Norco is a prescription opioid pain reliever that contains hydrocodone and acetaminophen. Health care professional prescribe Norco for moderate-to-severe pain. Norco is one of many narcotics commonly misused and abused on the streets. Since March 23, 2016, more than a dozen people have died after taking pills they thought only contained Norco. Health department workers in Sacramento County, California, have since declared an emergency after identifying traces of fentanyl in the drugs.
Risks and Side Effects of Fentanyl
Fentanyl is an opiate drug that’s more powerful than heroin. Physicians have reason to believe that the Norco pills circulating the streets have recently been laced with fentanyl – creating a drug that’s an estimated 80 times as potent as morphine. Experts believe the drug is coming from Mexico in illegal shipments, leading to a rise in Norco-related overdoses throughout and outside of California.
Illicitly bought Norco pills with fentanyl are significantly stronger than normal Norco pills, leading to a high risk of life-threatening overdose. Users typically take one or two of the pills, expecting the standard effects of Norco.
Instead, Unsuspecting Users Suffer Severely Harmful Effects of Ingesting Too Much Fentanyl, Including:
- Difficulty swallowing
- Respiratory arrest
- Extreme fatigue
- Dizziness and fainting
- Cardiac arrest
- No response to pain
- Severe confusion
Synthetic opioids like fentanyl may be contributing to the massive rise in overdose-related deaths in recent years. The distribution of Norco laced with fentanyl presents a serious health risk to users who buy the drug illegally on the streets. Fentanyl quickly enters the central nervous system with a high potency and typically is used only in a hospital setting. Fentanyl is not formulated for oral administration in pill form. Thus, a pill with fentanyl is an illicitly made product.
In California’s Bay Area, product specimens of Norco contain promethazine on top of fentanyl. Promethazine is prescribed to treat nausea, motion sickness, and vomiting. It can increase the high from opioids such as fentanyl and Norco and chronic opioid abusers commonly use it.
What Policymakers Are Doing to Get Norco off the Streets
The drastic increase in overdoses and deaths connected to illicitly purchased Norco is disturbing and has pushed policymakers to find a solution for getting this drug off the streets. This is a collaborative effort among law enforcement officials, medical professionals, and public health personnel to spread awareness about the dangerous fentanyl-laced Norco. Emergency departments and local poison control centers need to learn the side effects of a fentanyl overdose and how to treat it properly to an prevent overdose.
In 2015, a similar problem occurred when two people died from ingesting counterfeit Xanax laced with fentanyl. There are ongoing efforts to identify the exact source of the counterfeit drugs in California. Patients experiencing signs of a fentanyl overdose should seek medical help immediately and tell health care professionals where the counterfeit product was acquired. It’s now a physician’s job to inquire about the illicit purchase of the Norco pills containing fentanyl and to inform local poison centers and other health departments about the issue.

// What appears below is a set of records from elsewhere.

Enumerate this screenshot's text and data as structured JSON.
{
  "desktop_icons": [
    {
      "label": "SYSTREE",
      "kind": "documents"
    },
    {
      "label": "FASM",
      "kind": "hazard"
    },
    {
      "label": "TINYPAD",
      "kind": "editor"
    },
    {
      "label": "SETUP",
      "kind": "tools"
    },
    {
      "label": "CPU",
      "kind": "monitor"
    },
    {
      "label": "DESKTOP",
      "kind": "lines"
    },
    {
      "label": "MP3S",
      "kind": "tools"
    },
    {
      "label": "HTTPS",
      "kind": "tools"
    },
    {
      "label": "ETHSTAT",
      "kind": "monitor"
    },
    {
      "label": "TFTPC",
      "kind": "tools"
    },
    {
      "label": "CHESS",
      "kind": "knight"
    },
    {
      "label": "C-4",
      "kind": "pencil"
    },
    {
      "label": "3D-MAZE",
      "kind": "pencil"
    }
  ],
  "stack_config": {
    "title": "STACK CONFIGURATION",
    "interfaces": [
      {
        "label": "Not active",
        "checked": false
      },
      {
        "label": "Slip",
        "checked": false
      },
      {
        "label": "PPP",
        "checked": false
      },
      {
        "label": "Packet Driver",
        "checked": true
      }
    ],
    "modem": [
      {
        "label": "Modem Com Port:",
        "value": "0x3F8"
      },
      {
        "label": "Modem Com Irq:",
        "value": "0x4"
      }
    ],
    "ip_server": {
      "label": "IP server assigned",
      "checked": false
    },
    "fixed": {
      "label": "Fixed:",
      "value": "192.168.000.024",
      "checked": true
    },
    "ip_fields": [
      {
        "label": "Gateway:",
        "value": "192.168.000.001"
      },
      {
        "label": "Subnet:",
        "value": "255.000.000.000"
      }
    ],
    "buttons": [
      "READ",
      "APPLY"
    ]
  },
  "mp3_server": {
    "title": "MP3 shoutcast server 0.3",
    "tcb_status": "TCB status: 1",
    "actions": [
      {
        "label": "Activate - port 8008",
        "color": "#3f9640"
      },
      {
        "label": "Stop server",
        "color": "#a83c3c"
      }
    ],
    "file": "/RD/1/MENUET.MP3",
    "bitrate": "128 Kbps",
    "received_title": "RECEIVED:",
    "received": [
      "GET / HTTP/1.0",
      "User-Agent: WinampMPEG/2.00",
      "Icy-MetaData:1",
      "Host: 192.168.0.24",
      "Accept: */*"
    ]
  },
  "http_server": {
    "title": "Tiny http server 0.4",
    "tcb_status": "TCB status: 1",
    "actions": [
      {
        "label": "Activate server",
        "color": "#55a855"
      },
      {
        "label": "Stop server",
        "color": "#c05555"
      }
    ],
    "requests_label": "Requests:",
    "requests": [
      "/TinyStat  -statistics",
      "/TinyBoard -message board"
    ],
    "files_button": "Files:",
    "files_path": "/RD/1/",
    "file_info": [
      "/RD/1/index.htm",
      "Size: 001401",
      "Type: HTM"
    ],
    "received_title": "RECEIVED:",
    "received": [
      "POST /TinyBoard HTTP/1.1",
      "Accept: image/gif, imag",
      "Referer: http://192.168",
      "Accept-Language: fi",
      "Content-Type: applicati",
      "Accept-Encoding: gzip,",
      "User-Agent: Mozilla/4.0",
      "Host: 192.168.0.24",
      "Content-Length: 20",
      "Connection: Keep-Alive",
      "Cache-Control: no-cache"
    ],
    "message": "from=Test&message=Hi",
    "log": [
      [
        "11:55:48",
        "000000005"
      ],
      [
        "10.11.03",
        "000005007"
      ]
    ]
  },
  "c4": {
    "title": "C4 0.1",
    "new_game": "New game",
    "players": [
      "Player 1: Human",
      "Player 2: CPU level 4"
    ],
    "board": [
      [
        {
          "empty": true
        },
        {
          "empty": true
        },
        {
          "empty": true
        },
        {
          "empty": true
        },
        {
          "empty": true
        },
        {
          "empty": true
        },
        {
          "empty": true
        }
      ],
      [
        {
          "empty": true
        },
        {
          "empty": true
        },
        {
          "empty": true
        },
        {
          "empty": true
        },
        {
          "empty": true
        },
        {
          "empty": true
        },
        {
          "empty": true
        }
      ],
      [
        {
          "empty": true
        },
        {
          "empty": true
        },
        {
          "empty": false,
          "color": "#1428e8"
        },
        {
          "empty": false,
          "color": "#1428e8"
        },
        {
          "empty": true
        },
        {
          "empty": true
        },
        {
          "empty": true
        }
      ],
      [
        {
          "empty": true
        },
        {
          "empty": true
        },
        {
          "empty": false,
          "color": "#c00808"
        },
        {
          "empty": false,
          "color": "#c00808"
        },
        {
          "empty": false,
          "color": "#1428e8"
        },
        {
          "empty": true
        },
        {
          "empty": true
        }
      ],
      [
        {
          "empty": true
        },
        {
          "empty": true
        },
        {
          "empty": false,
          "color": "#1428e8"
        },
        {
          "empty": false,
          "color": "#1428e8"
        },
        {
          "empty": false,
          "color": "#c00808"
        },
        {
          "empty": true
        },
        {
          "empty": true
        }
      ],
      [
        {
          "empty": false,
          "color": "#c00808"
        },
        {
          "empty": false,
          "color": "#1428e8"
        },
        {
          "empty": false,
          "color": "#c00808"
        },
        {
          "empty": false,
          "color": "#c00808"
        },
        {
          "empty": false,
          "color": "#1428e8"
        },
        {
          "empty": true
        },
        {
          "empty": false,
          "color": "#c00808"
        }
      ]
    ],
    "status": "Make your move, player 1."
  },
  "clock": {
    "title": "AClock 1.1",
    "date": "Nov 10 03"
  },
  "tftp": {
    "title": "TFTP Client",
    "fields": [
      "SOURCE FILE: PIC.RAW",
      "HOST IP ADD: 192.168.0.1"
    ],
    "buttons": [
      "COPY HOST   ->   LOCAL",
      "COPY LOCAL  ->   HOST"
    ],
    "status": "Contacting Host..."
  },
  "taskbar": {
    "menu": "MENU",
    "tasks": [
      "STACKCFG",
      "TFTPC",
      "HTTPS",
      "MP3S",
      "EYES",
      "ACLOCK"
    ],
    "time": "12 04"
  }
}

Finding the source of the counterfeit pills is the number one priority for California law officials right now. As an emerging threat to public health, the Centers for Disease Control and Prevention has issued a report that encourages the public to realize the hazards of purchasing prescription medications from anywhere other than a health care provider or reputable pharmacy.
Many overdose cases involving Norco aren’t illicit drug abusers, but ordinary pain patients who turned to the black market for medication when they could no longer get a prescription. The counterfeit Norco pills put these patients at risk of accidental overdose, some of which are fatal. Some policymakers blame the increase in people buying prescription narcotics illegally on strict regulations for prescribing painkillers. By passing off fentanyl as a legitimate narcotic, drug dealers are tapping into the growing black market of patients buying opioids after prescriptions for pain medication have run out.
Educating people about the risks of black market Norco pills is an important part of getting this narcotic off the streets. Patients who are cut off from opioids should seek help for withdrawal symptoms in local rehabilitation clinics and find a healthy way to reduce pain such as therapies and holistic medicine. If you or someone you know has been a victim of counterfeit Norco pills, contact your local authorities to anonymously report where you bought it.